Message destiné à Philippe Benji :
Bonjour,
J’ai lu avec beaucoup d’attention votre message car je suis également une victime de la "dépression suite à un épuisement professionnel". Je suis en arrêt de travail depuis septembre 2015. Le médecin psychiatre qui me suit ainsi que le psychologue du travail ne me confortent pas dans une démarche telle que la vôtre, c’est-à-dire demander l’imputabilité de ma maladie au service car, selon eux, je n’y "gagnerai" pas grand chose. C’est certain que moralement, d’un côté il faut avoir la force d’effectuer une telle demande (après avoir été tant épuisée !) mais de l’autre c’est aussi une forme de reconnaissance de notre maladie (ce que nous cherchons tellement de la part de notre hiérarchie, peu aidante dans mon cas).
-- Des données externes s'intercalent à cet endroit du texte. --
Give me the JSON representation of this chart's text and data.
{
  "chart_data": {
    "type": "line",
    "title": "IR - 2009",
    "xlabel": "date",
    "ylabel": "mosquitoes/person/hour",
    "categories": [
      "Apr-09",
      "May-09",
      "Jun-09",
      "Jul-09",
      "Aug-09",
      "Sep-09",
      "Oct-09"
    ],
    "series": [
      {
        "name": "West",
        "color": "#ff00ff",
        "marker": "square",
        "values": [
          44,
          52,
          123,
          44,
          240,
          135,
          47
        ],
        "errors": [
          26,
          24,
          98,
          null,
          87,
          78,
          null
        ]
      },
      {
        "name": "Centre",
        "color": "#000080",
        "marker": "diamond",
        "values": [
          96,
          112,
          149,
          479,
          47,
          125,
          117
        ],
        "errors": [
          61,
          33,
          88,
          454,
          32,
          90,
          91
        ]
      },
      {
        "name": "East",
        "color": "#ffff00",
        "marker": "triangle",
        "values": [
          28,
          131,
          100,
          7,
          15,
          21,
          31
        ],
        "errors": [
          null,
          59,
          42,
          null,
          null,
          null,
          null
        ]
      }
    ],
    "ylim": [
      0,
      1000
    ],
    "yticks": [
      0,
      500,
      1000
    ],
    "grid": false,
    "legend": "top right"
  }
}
Et bien oui, c’est aussi le "nerf" de cette guerre car recevoir un demi-salaire est difficile à vivre tant psychologiquement pour nous qui nous nous sommes tant dévalorisés, que pécunairement car notre famille subit aussi cette injustice indirectement donc par notre "faute" qui pourtant n’en est absolument pas une !!
J’aimerais donc savoir où vous en êtes aujourd’hui dans vos démarches en vous souhaitant de bien prendre soin de vous, car là est l’ESSENTIEL...
Bonjour et merci pour cet article très lumineux qui va bien m aider a traverser des difficultés un burn-out notamment ,dû a des conditions de travail très particulières.
Il est plus que recommandé d être bien armé juridiquement face a une collectivité locale qui ne fait généralement pas de cadeaux !
Voilà, merci et bravo a vous
Merci pour les éclairages,
Les informations reçues me permettront d’avancer avec plus de force
dans mes démarches de reconnaissance de maladie professionnelle.
La collectivité dans laquelle je travaille a enregistré de nombreux épuisements et autres maladies liées au stress au travail. Mais sa politique est de ne pas reconnaître les faits.
Donc les agents en congé subissent des préjudices à plusieurs niveaux :
physique,
psychologique (c’est peu dire)
financier
administratif (pression des administrations pour le règlement de dossiers. ex. impôts...)
professionnel...
L’agent outre, sa maladie, doit rester veillatif et réactif pour que le chaos ne s’installe pas dans sa vie.
Quand c’est le cas, il faut savoir que cela constitue une perte à l’échelle de la famille, de l’équipe de travail, et de la société.
D’où la nécessité d’avoir un accompagnement juridique efficace et des professionnels de la défenses des droits des travailleurs, volontaires, pour donner du sens à la démarche de reconnaissance de maladie professionnelle.